Chinese companies will build at least two 650-megawatt reactors at Chashma in Punjab, the Financial Times said.A statement posted on the website of the China National Nuclear Corporation on March 1 said the financing for two new reactors at Chashma was agreed by the two sides in February.

“Our Chinese brothers have once again lived up to our expectations,” the Financial Times quoted an unidentified Pakistani official as saying of the deal, which would help Pakistan cope with a crippling energy crisis. “They have agreed to continue cooperating with us in the nuclear energy field.” [Dawn]

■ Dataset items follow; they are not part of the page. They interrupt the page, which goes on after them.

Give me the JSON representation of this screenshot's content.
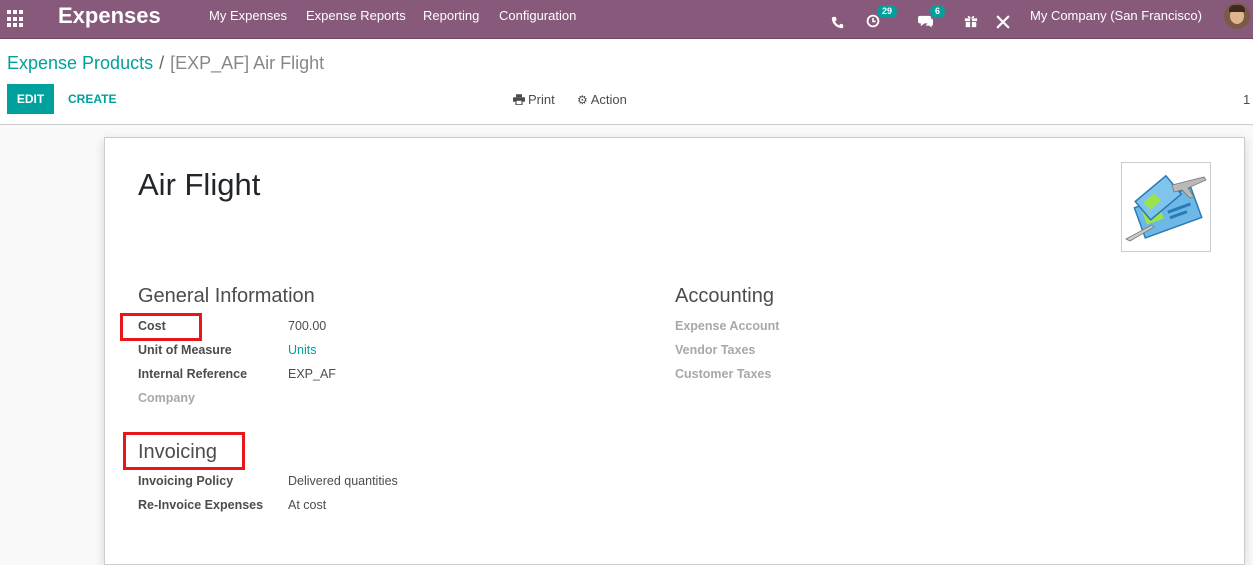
{
  "app": {
    "title": "Expenses"
  },
  "nav": {
    "menu": [
      "My Expenses",
      "Expense Reports",
      "Reporting",
      "Configuration"
    ],
    "activity_count": "29",
    "message_count": "6",
    "company": "My Company (San Francisco)"
  },
  "icons": {
    "apps": "apps-grid-icon",
    "phone": "phone-icon",
    "activity": "clock-icon",
    "messages": "chat-icon",
    "gift": "gift-icon",
    "debug": "tools-icon",
    "print": "print-icon",
    "action": "gear-icon"
  },
  "breadcrumb": {
    "parent": "Expense Products",
    "separator": "/",
    "current": "[EXP_AF] Air Flight"
  },
  "buttons": {
    "edit": "EDIT",
    "create": "CREATE",
    "print": "Print",
    "action": "Action"
  },
  "pager": {
    "value": "1"
  },
  "record": {
    "name": "Air Flight",
    "general": {
      "heading": "General Information",
      "cost_label": "Cost",
      "cost": "700.00",
      "uom_label": "Unit of Measure",
      "uom": "Units",
      "ref_label": "Internal Reference",
      "ref": "EXP_AF",
      "company_label": "Company"
    },
    "accounting": {
      "heading": "Accounting",
      "expense_account": "Expense Account",
      "vendor_taxes": "Vendor Taxes",
      "customer_taxes": "Customer Taxes"
    },
    "invoicing": {
      "heading": "Invoicing",
      "policy_label": "Invoicing Policy",
      "policy": "Delivered quantities",
      "reinvoice_label": "Re-Invoice Expenses",
      "reinvoice": "At cost"
    }
  },
  "colors": {
    "brand": "#875a7b",
    "accent": "#00a09d",
    "highlight": "#e8161b"
  }
}
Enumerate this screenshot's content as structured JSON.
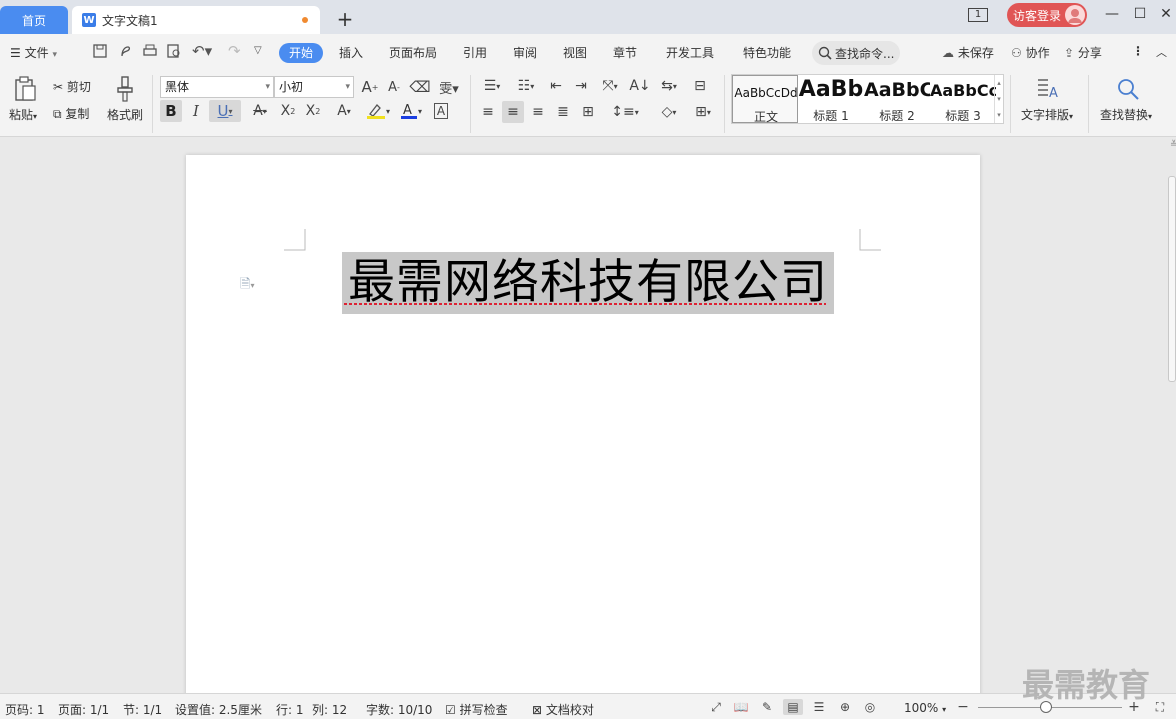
{
  "tabs": {
    "home": "首页",
    "doc": "文字文稿1",
    "doc_logo": "W"
  },
  "titlebar": {
    "page_count": "1",
    "login": "访客登录"
  },
  "menu": {
    "file": "文件",
    "items": [
      "开始",
      "插入",
      "页面布局",
      "引用",
      "审阅",
      "视图",
      "章节",
      "开发工具",
      "特色功能"
    ],
    "search": "查找命令...",
    "unsaved": "未保存",
    "collab": "协作",
    "share": "分享"
  },
  "ribbon": {
    "paste": "粘贴",
    "cut": "剪切",
    "copy": "复制",
    "format_painter": "格式刷",
    "font_name": "黑体",
    "font_size": "小初",
    "bold": "B",
    "italic": "I",
    "underline": "U",
    "styles": [
      {
        "sample": "AaBbCcDd",
        "name": "正文"
      },
      {
        "sample": "AaBb",
        "name": "标题 1"
      },
      {
        "sample": "AaBbC",
        "name": "标题 2"
      },
      {
        "sample": "AaBbCc",
        "name": "标题 3"
      }
    ],
    "text_layout": "文字排版",
    "find_replace": "查找替换"
  },
  "document": {
    "title": "最需网络科技有限公司"
  },
  "status": {
    "page_no": "页码: 1",
    "pages": "页面: 1/1",
    "section": "节: 1/1",
    "setting": "设置值: 2.5厘米",
    "row": "行: 1",
    "col": "列: 12",
    "words": "字数: 10/10",
    "spell": "拼写检查",
    "proof": "文档校对",
    "zoom": "100%",
    "zoom_level": 0.47
  },
  "watermark": "最需教育",
  "colors": {
    "accent": "#4a8cf0",
    "login": "#e05555",
    "selection": "#c8c8c8"
  }
}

Some sources indicate that the U.S. is unlikely to broach this issue with the Chinese.  In some ways, the Obama administration may feel that this alleviates its own moral burden, faced with increasing pressure from Pakistan for a civilian nuclear deal.  Of course, the administration would be missing the point — Pakistan’s desire for civilian nuclear energy is subordinate to its desire for parity with India in the eyes of the U.S. In that regard, Pakistan’s quest for a nuclear deal with the U.S. has nothing to do with its need for nuclear energy.

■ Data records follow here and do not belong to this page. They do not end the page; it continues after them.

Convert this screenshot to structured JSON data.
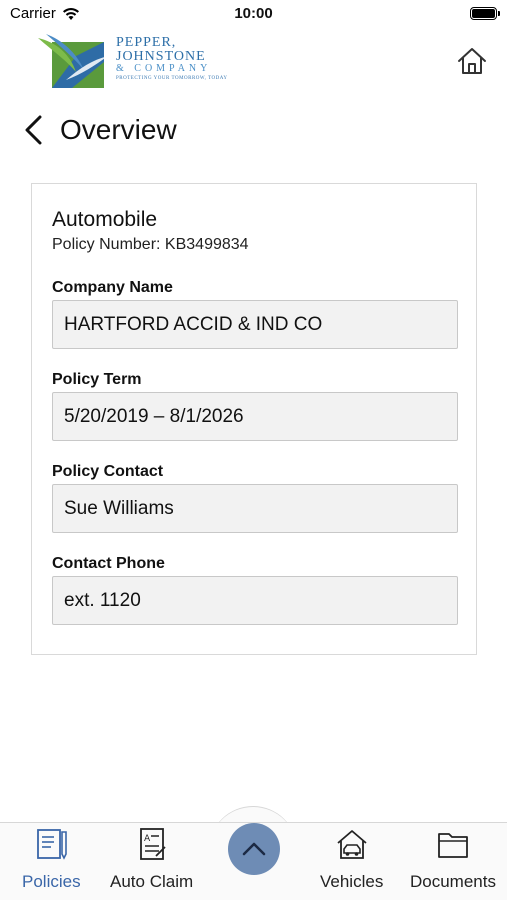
{
  "status_bar": {
    "carrier": "Carrier",
    "time": "10:00"
  },
  "logo": {
    "line1": "PEPPER,",
    "line2": "JOHNSTONE",
    "line3": "& COMPANY",
    "tagline": "PROTECTING YOUR TOMORROW, TODAY"
  },
  "header": {
    "title": "Overview",
    "home_icon": "home-icon",
    "back_icon": "chevron-left-icon"
  },
  "policy": {
    "type": "Automobile",
    "number_text": "Policy Number: KB3499834",
    "fields": [
      {
        "label": "Company Name",
        "value": "HARTFORD ACCID & IND CO"
      },
      {
        "label": "Policy Term",
        "value": "5/20/2019 – 8/1/2026"
      },
      {
        "label": "Policy Contact",
        "value": "Sue Williams"
      },
      {
        "label": "Contact Phone",
        "value": "ext. 1120"
      }
    ]
  },
  "tab_bar": {
    "tabs": [
      {
        "label": "Policies",
        "icon": "policies-icon",
        "active": true
      },
      {
        "label": "Auto Claim",
        "icon": "auto-claim-icon",
        "active": false
      },
      {
        "label": "Vehicles",
        "icon": "vehicles-icon",
        "active": false
      },
      {
        "label": "Documents",
        "icon": "documents-icon",
        "active": false
      }
    ],
    "center_icon": "chevron-up-icon"
  },
  "colors": {
    "accent": "#3a66a8",
    "center_button": "#6e8cb5",
    "field_bg": "#f2f2f2"
  }
}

The implications of  specific aspects of the China-Pakistan deal will need to be further examined when more information is made available.  If their previous track records are any indication, these reactors will not be subject to IAEA safeguards or inspections.   Other questions exist — will China seek to “grandfather” the new reactors with those it built in Pakistan prior to joining the NSG?  If not, how could China possibly  ensure that an exception is made for Pakistan at the NSG in the event that the reactors are kept out of IAEA’s purview?

Purely from the perspective of strategic balance in South Asia, this deal may not alter much.  However, a couple of issues need to be considered in light of this deal. First, the impact of this deal is of greater consequence to the Middle East than it is to South Asia — particularly to Saudi Arabia and Iran.  Saudi Arabia’s “nuclear-capacity-by-proxy” strategy has paid rich dividends via Pakistan’s frantic acceleration of weapons production on its behalf.  Two 650 MW reactors will give this cozy arrangement fresh impetus, if any was needed.  By extension, this puts considerable strain on Iran’s own nuclear program.

Second, what does the deal say about non-proliferation ayatollahs in the Obama administration? Clearly, altered dynamics after the economic crisis, and China’s importance in negotiating through the nuclear issue with Iran leaves the U.S. with minimal leverage over China.  China, for its part, is using the opportunity to violate the spirit of those existing non-proliferation regimes on a technicality.  Of course, it has been doing this for ages, rather clandestinely.  Now, it does so brazenly.

There may be little that India can do to prevent the deal from going through.  In this context, the 2010 UN NPT RevCon directive to India (and Israel) to sign the NPT is absurd and deserving of contemptuous dismissal. A world order where global nuclear non-proliferation regimes attempt to shackle, curtail and impose significant costs on those willing to abide by established norms, but lack the capacity to punish those who willfully violate them in letter and spirit is unacceptable.   The necessity for India to be at the forefront of defining a new world order where verifiable, non-discriminatory nuclear disarmament is the objective, is felt more acutely now than ever.